Un rêve doré qui tourne au cauchemar
La brise des Caraïbes aurait dû avoir le goût du bonheur. Pourtant, au troisième jour de ma lune de miel, elle me donnait l’impression d’un piège qui se refermait lentement. Le yacht de luxe, offert par mon père milliardaire, ressemblait soudain à une prison flottante, coupée du monde, au milieu d’une mer trop calme pour être rassurante.
Depuis trois jours, une fatigue étrange m’écrasait. Flynn, mon mari au sourire parfait, me caressait les cheveux en disant que ce n’était qu’un simple mal de mer. Chaque soir, il me donnait deux petits comprimés blancs avec un soin presque tendre. J’avais confiance en lui. Jusqu’à cet après-midi.
Quelque chose de plus fort que la peur m’a obligée à ouvrir les yeux. Mes jambes vacillaient, ma tête tournait, mais je me suis accrochée aux parois en bois de la cabine pour sortir du suite. Arrivée à l’escalier central, j’ai senti mes forces me quitter. Je me suis appuyée contre la rampe froide en laiton, haletante, en essayant de retrouver mon souffle.
La conversation que je n’aurais jamais dû entendre
C’est alors que des éclats de rire et le tintement de verres à champagne sont montés depuis le pont inférieur. Puis j’ai entendu des voix. D’abord celle d’Aidan, mon beau-père, sèche et calculatrice.
« Comment avances-tu avec le dosage, Flynn ? »
La réponse de mon mari m’a glacé le sang.
« Ne t’inquiète pas, papa. Deux comprimés chaque nuit, et un peu plus dans sa soupe tout à l’heure. À minuit, elle ne pourra même plus ouvrir les yeux. »
Je suis restée immobile, incapable de respirer. Puis Fiona, ma belle-mère, celle qui m’appelait avec douceur sa “chère fille”, a demandé d’une voix presque joyeuse :
« Alors, on agit ce soir ? »
Flynn a confirmé sans la moindre hésitation. Il a expliqué qu’une tempête approchait après minuit, que l’équipage serait à l’intérieur, et qu’il me conduirait à l’arrière du navire sous prétexte de me faire prendre l’air. Ensuite, il suffirait d’un geste. Un seul. Le reste serait laissé à l’océan.
Le plus effrayant n’était pas seulement ce qu’ils projetaient, mais la froideur avec laquelle ils en parlaient, comme s’ils évoquaient une simple formalité. Et ce n’était pas tout. Mon beau-père a demandé quand l’argent serait accessible, et Flynn a répondu qu’il avait déjà obtenu ma signature sur une procuration avant le mariage. Une fois ma disparition déclarée, l’argent serait transféré sur des comptes à l’étranger.

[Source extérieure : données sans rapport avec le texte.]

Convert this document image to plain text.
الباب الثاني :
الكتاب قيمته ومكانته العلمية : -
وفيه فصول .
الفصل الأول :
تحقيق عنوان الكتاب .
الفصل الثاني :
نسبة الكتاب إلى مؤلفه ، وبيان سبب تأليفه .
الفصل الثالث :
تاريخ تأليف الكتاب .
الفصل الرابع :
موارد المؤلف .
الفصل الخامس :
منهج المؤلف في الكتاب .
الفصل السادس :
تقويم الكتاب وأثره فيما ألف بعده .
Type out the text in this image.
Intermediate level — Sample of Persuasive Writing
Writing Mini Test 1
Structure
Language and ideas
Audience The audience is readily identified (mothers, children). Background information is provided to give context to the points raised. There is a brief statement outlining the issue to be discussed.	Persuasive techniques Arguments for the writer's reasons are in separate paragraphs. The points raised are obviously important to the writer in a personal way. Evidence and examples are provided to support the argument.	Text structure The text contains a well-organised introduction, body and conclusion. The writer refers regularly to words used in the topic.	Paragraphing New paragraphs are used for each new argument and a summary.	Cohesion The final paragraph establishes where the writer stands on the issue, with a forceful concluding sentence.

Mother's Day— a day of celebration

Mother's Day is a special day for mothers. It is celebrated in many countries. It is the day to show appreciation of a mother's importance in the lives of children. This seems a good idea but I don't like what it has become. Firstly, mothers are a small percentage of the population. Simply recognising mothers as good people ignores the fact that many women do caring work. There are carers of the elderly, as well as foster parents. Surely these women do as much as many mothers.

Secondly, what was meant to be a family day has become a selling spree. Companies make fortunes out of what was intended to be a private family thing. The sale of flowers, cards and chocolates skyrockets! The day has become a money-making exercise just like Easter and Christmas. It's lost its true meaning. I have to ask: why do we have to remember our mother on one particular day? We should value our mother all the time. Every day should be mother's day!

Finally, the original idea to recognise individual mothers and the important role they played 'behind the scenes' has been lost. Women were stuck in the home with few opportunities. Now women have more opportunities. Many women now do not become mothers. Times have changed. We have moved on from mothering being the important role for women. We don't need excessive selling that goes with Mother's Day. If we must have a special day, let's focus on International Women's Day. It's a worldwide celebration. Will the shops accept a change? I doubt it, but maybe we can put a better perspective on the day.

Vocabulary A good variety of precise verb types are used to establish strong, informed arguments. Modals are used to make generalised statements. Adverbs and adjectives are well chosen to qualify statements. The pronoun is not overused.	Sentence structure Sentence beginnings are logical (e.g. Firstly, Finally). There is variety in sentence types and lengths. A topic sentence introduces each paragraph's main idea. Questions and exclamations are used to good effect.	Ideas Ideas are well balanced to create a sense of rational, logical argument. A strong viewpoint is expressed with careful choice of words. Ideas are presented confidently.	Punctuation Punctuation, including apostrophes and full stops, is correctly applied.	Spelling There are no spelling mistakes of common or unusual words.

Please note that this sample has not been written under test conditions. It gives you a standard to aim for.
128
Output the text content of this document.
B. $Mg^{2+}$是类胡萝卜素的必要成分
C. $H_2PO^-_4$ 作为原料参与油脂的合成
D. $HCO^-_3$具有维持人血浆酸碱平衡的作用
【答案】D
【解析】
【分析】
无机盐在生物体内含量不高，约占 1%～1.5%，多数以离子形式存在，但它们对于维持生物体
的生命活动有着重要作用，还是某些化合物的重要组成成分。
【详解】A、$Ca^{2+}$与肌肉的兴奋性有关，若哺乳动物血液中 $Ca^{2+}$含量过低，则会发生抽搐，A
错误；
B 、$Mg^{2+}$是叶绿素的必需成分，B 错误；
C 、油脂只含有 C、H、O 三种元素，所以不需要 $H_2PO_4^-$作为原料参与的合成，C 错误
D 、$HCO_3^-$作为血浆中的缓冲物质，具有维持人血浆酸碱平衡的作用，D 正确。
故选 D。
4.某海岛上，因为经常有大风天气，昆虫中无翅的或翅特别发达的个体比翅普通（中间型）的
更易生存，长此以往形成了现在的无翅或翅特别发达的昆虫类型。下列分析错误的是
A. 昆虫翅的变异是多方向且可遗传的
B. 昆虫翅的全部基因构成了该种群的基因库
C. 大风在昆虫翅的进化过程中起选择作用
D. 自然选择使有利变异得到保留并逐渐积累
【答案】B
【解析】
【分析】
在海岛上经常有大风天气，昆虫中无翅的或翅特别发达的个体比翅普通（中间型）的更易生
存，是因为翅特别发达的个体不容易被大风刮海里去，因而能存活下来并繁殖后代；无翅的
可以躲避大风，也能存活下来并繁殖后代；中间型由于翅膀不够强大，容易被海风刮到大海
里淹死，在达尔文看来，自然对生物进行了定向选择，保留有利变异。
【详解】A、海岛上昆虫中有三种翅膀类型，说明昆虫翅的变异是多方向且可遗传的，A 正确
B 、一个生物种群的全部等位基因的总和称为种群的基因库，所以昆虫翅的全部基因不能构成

- Ma fortune était leur objectif.
- Ma disparition devait être maquillée en accident.
- Et ma famille entière semblait être prise dans leur plan.
Une vérité encore plus terrifiante
Fiona a alors laissé échapper un rire satisfait en parlant de mes parents. Ils partiraient bientôt en montagne, a-t-elle entendu dire, et des “problèmes de frein” sur une route glacée régleraient le reste. En quelques secondes, j’ai compris l’ampleur de l’horreur : ils ne visaient pas seulement mon argent, mais aussi l’héritage de ma famille, comme si nos vies n’étaient que des obstacles à effacer.
J’ai dû plaquer mes mains sur ma bouche pour étouffer un sanglot. Mes doigts se sont enfoncés dans mes paumes, mais la douleur m’a aidée à rester consciente. Autour de moi, tout semblait vaciller. Les murs, l’air, le pont, même le bruit de l’eau contre la coque paraissaient irréels. Pourtant, leur complot, lui, était bien réel.
Les comprimés continuaient de peser dans mon corps. Une brume lourde me tirait vers l’inconscience, alors que la mer grondait dehors, immense et impitoyable. Il ne restait que quelques heures avant minuit. J’étais seule, en pleine mer, entourée de personnes qui souriaient en public et tramaient ma fin en secret.
À ce moment précis, une seule question occupait mon esprit : comment survivre assez longtemps pour déjouer leur plan ?
Résumé : derrière les apparences d’une lune de miel parfaite, une jeune femme découvre que son mari et sa belle-famille ont préparé un complot glaçant contre elle et sa famille. Coincée sur un yacht, elle n’a plus que quelques heures pour trouver un moyen de se sauver.